I’m afraid that this post is a little longwinded, and I take a long time to arrive at my point. I hope you will stick with me, as I think it is a valuable insight. It just takes some time to get there.
There are two ways to deal with bugs. The first way is to write less bugs. The second way is to get very good at debugging. Both strategies are important.
Let me tell you a story about Tim. Tim is the best and brightest developer at BigCo. He’s the evangelist for unit testing, integration testing, and distributed source control for his team. Every change that is checked in is automatically tested, and every bug that slips through creates a new test to keep the software bug-free. Tim is methodical about his work, and usually attaches a proof of correctness in the commit message. Tim is writing a book on the O-notations (“Theta-notations”, Tim helpfully interjects) of combinatorial algorithms.
Meanwhile, Fred is another developer in a different department at BigCo. Fred passess the FizzBuzz test, but he’s nowhere near as good as Tim. Fred just started using CVS instead of the old zip-file version control system. Overall his team produces decent code, but they do experience a 10% regression rate for bugs.
As part of some sinister BigCo plot, half the BigCo developers are let go, and Tim and Fred end up assigned to the same team of the reorganization, this time doing twice the work that they did formerly. Because budgets are tight, management doesn’t have money for such luxuries as “bug trackers” , as it would put an undue burden on the golf budget. Every bug is a free-for-all, and Tim and Fred often end up working on the same bug by mistake. Oops.
An e-mail report comes in, and both Tim and Fred are on the case. Tim checks out the CVS repositry (yuck) and realizes that the code is a mess. There are no standards, no documentation, no unit or integration tests, and nothing that would indicate where the problem lies. He throws up his hands. “The problem could be anywhere!” Tim clears out his calendar for the next two weeks to write unit tests and set up a build server.

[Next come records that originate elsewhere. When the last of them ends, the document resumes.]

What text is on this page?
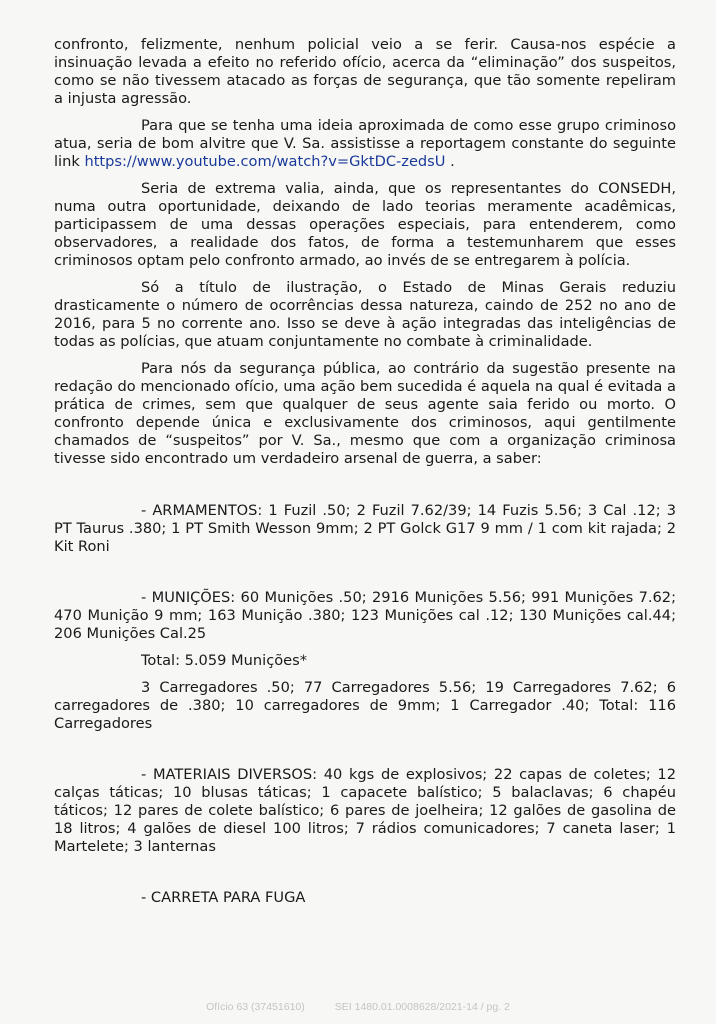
confronto, felizmente, nenhum policial veio a se ferir. Causa-nos espécie a insinuação levada a efeito no referido ofício, acerca da “eliminação” dos suspeitos, como se não tivessem atacado as forças de segurança, que tão somente repeliram a injusta agressão.

Para que se tenha uma ideia aproximada de como esse grupo criminoso atua, seria de bom alvitre que V. Sa. assistisse a reportagem constante do seguinte link https://www.youtube.com/watch?v=GktDC-zedsU .

Seria de extrema valia, ainda, que os representantes do CONSEDH, numa outra oportunidade, deixando de lado teorias meramente acadêmicas, participassem de uma dessas operações especiais, para entenderem, como observadores, a realidade dos fatos, de forma a testemunharem que esses criminosos optam pelo confronto armado, ao invés de se entregarem à polícia.

Só a título de ilustração, o Estado de Minas Gerais reduziu drasticamente o número de ocorrências dessa natureza, caindo de 252 no ano de 2016, para 5 no corrente ano. Isso se deve à ação integradas das inteligências de todas as polícias, que atuam conjuntamente no combate à criminalidade.

Para nós da segurança pública, ao contrário da sugestão presente na redação do mencionado ofício, uma ação bem sucedida é aquela na qual é evitada a prática de crimes, sem que qualquer de seus agente saia ferido ou morto. O confronto depende única e exclusivamente dos criminosos, aqui gentilmente chamados de “suspeitos” por V. Sa., mesmo que com a organização criminosa tivesse sido encontrado um verdadeiro arsenal de guerra, a saber:

- ARMAMENTOS: 1 Fuzil .50; 2 Fuzil 7.62/39; 14 Fuzis 5.56; 3 Cal .12; 3 PT Taurus .380; 1 PT Smith Wesson 9mm; 2 PT Golck G17 9 mm / 1 com kit rajada; 2 Kit Roni

- MUNIÇÕES: 60 Munições .50; 2916 Munições 5.56; 991 Munições 7.62; 470 Munição 9 mm; 163 Munição .380; 123 Munições cal .12; 130 Munições cal.44; 206 Munições Cal.25

Total: 5.059 Munições*

3 Carregadores .50; 77 Carregadores 5.56; 19 Carregadores 7.62; 6 carregadores de .380; 10 carregadores de 9mm; 1 Carregador .40; Total: 116 Carregadores

- MATERIAIS DIVERSOS: 40 kgs de explosivos; 22 capas de coletes; 12 calças táticas; 10 blusas táticas; 1 capacete balístico; 5 balaclavas; 6 chapéu táticos; 12 pares de colete balístico; 6 pares de joelheira; 12 galões de gasolina de 18 litros; 4 galões de diesel 100 litros; 7 rádios comunicadores; 7 caneta laser; 1 Martelete; 3 lanternas

- CARRETA PARA FUGA

Ofício 63 (37451610)	SEI 1480.01.0008628/2021-14 / pg. 2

Meanwhile, Fred has reproduced the problem in five minutes, has traced it down to a module in 10 minutes, and has traced it down to a class in another 6 minutes. After another ten minutes, he’s got it down to the line that is causing the crash, and after another ten minutes he’s built an effective mental model of the problem and is developing a fix. He quickly scrolls through blame to see if his fix will cause any known regression. Total time: 1 hour.

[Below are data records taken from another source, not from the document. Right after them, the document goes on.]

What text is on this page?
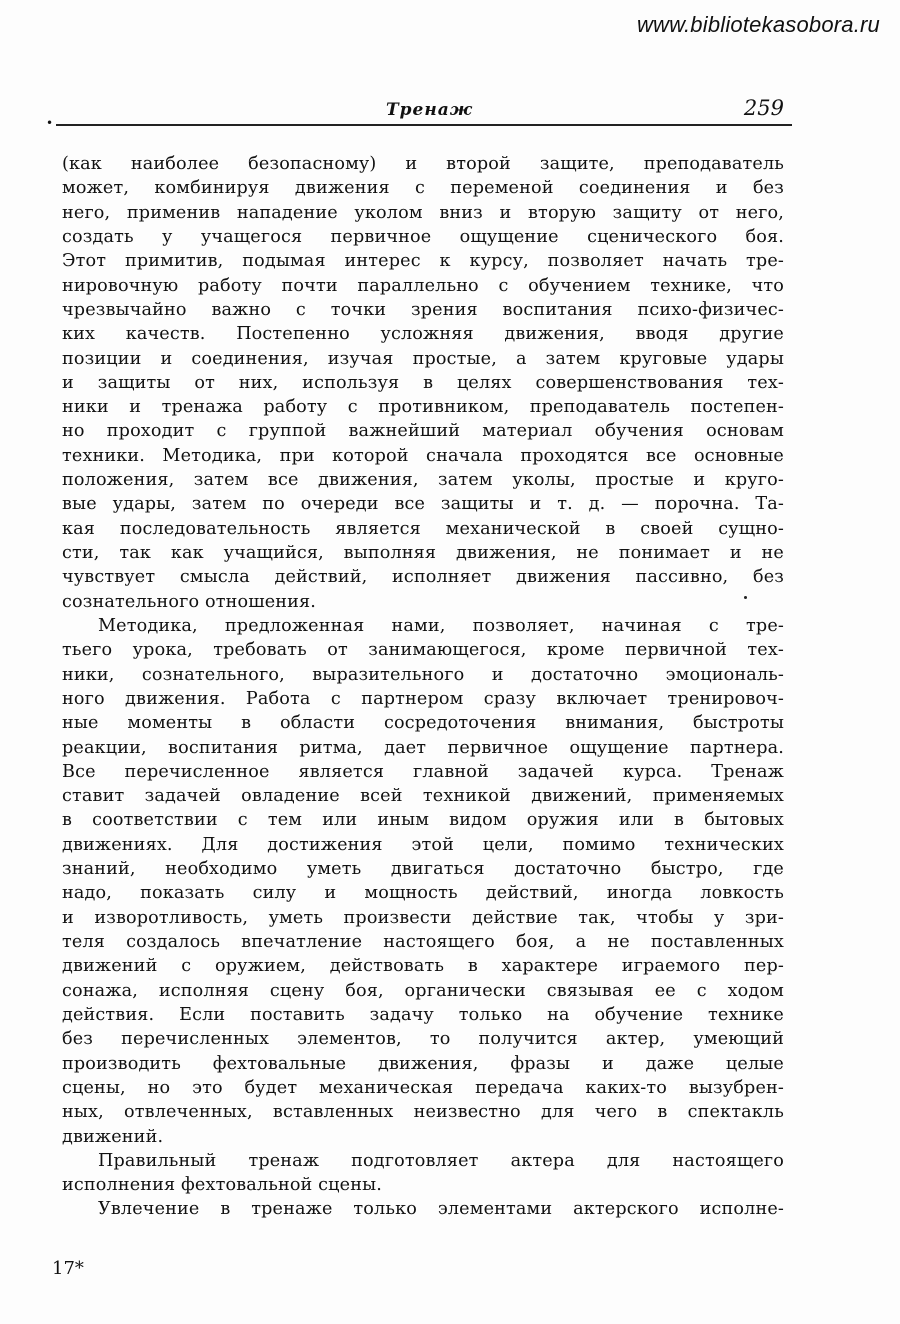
www.bibliotekasobora.ru
•
Тренаж	259
(как наиболее безопасному) и второй защите, преподаватель
может, комбинируя движения с переменой соединения и без
него, применив нападение уколом вниз и вторую защиту от него,
создать у учащегося первичное ощущение сценического боя.
Этот примитив, подымая интерес к курсу, позволяет начать тре-
нировочную работу почти параллельно с обучением технике, что
чрезвычайно важно с точки зрения воспитания психо-физичес-
ких качеств. Постепенно усложняя движения, вводя другие
позиции и соединения, изучая простые, а затем круговые удары
и защиты от них, используя в целях совершенствования тех-
ники и тренажа работу с противником, преподаватель постепен-
но проходит с группой важнейший материал обучения основам
техники. Методика, при которой сначала проходятся все основные
положения, затем все движения, затем уколы, простые и круго-
вые удары, затем по очереди все защиты и т. д. — порочна. Та-
кая последовательность является механической в своей сущно-
сти, так как учащийся, выполняя движения, не понимает и не
чувствует смысла действий, исполняет движения пассивно, без
сознательного отношения.
Методика, предложенная нами, позволяет, начиная с тре-
тьего урока, требовать от занимающегося, кроме первичной тех-
ники, сознательного, выразительного и достаточно эмоциональ-
ного движения. Работа с партнером сразу включает тренировоч-
ные моменты в области сосредоточения внимания, быстроты
реакции, воспитания ритма, дает первичное ощущение партнера.
Все перечисленное является главной задачей курса. Тренаж
ставит задачей овладение всей техникой движений, применяемых
в соответствии с тем или иным видом оружия или в бытовых
движениях. Для достижения этой цели, помимо технических
знаний, необходимо уметь двигаться достаточно быстро, где
надо, показать силу и мощность действий, иногда ловкость
и изворотливость, уметь произвести действие так, чтобы у зри-
теля создалось впечатление настоящего боя, а не поставленных
движений с оружием, действовать в характере играемого пер-
сонажа, исполняя сцену боя, органически связывая ее с ходом
действия. Если поставить задачу только на обучение технике
без перечисленных элементов, то получится актер, умеющий
производить фехтовальные движения, фразы и даже целые
сцены, но это будет механическая передача каких-то вызубрен-
ных, отвлеченных, вставленных неизвестно для чего в спектакль
движений.
Правильный тренаж подготовляет актера для настоящего
исполнения фехтовальной сцены.
Увлечение в тренаже только элементами актерского исполне-
17*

The point of this story is not to say “Fred is the better developer.” He clearly isn’t. But he’s definitely the better debugger. Tim is a terrible debugger simply because his entire strategy is focused around not writing bugs, instead of what to do when bugs happen. Fred’s a fantastic debugger because he writes so many bugs that he’s got the process down to a science. You need both types: the guy who does prevention for the long-term health of the codebase, and the guy who puts out fires when the system’s down at 3am. Whatever issue Frank just introduced will be caught by Tim’s unit test, but when it’s caught, it will be Fred, not Tim, who will actually figure out how to make the test pass. It takes both kinds.
The other moral of the story is that the best and brightest developers are typically bad debuggers. They have less experience fixing bugs because they have less experience writing bugs.
This is why I think it is important, not only to emphasize good long-term strategies like unit testing and integration testing, but also to emphasize good short-term strategies like triangulating and fixing bugs.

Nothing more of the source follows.